In the case at bar, Trooper Marchetti clearly testified that he had no formal instruction or on-the-job training in the origin of gas explosions. Regardless, appellants asked the court to qualify Trooper Marchetti as an expert in this case. Contrary to appellants' contention, Trooper Marchetti's qualifications as a fire marshall does not make him an expert on explosions. There was no evidence of fire introduced in this case, therefore, though Trooper Marchetti may qualify as an expert on fires, his expertise is not on the subject to which his attention was called, i.e., gas explosions.

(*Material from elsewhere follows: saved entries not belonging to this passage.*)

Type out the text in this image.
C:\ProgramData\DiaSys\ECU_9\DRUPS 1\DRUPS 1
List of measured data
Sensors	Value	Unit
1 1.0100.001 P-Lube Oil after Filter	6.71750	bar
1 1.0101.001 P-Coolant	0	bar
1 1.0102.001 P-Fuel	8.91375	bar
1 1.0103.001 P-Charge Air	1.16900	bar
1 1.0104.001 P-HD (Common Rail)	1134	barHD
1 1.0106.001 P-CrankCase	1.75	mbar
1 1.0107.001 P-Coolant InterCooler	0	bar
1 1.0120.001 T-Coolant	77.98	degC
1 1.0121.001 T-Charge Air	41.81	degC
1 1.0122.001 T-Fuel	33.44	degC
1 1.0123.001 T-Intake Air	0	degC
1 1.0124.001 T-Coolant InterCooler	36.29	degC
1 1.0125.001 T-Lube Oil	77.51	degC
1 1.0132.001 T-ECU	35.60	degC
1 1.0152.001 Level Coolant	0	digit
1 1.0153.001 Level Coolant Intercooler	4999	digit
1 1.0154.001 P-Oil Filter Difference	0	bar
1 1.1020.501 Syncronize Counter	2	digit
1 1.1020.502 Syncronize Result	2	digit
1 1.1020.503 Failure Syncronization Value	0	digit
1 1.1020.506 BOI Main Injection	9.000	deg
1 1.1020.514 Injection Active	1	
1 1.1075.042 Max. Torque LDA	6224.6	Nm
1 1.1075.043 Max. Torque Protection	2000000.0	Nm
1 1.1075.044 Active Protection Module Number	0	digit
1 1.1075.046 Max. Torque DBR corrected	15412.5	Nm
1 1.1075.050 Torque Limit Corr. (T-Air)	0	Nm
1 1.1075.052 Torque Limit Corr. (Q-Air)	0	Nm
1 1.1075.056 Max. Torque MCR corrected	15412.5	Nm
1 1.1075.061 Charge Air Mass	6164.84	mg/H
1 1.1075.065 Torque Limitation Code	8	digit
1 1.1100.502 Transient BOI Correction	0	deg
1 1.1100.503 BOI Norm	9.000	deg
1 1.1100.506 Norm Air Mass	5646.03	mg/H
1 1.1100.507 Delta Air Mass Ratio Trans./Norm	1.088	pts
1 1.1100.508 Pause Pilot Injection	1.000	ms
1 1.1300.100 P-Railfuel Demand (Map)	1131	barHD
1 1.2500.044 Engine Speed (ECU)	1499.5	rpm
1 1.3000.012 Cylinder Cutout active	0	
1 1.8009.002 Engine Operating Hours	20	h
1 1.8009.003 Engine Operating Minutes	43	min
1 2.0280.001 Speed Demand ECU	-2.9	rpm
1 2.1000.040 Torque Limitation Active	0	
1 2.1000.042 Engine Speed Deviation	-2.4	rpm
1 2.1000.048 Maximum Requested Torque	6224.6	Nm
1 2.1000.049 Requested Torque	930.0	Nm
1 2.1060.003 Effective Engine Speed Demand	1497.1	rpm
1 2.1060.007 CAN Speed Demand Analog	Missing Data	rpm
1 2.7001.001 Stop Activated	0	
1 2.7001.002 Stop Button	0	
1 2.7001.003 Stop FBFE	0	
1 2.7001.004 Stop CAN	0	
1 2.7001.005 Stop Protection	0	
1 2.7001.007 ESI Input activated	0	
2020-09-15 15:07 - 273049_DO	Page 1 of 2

The record indicates that the lower court was very fair in its exercise of discretion. When appellants attempted to have Trooper Marchetti qualified as an expert, the court sustained appellees' objection but the court also told appellants that it would allow them to reinstate their offer after the witness testified regarding the facts of his investigation. Appellants, however, did not repeat their motion. Given the absolute dearth of experience that Trooper Marchetti said he had with gas explosions, we conclude that the lower court properly ruled that the trooper could not testify as an expert. Accordingly, we affirm.
Judgment of nonsuit affirmed.
SPAETH, J., files a concurring opinion.
WATKINS, former President Judge, and HOFFMAN, J., did not participate in the consideration or decision of this case.
I agree that it was within the trial judge's discretion to sustain the objection to the trooper testifying as an expert. I regret, however, the majority's repetition of the test, that to qualify as an expert, "the witness must have a reasonable pretension to specialized knowledge." Majority opinion at 926. I stated what I regard to be the proper test in a concurring opinion in Ragan v. Steen, 229 Pa. Super. 515, 528, 331 A.2d 724, 736 (1974). A "pretension" is a statement of doubtful truth or value, and while I suppose it does no great harm to continue to say that someone may be an expert if he has a pretension to knowledge, it seems a pity; at any rate, it is of no help to the bench or bar, especially when McCormick and Wigmore have stated the test so much better.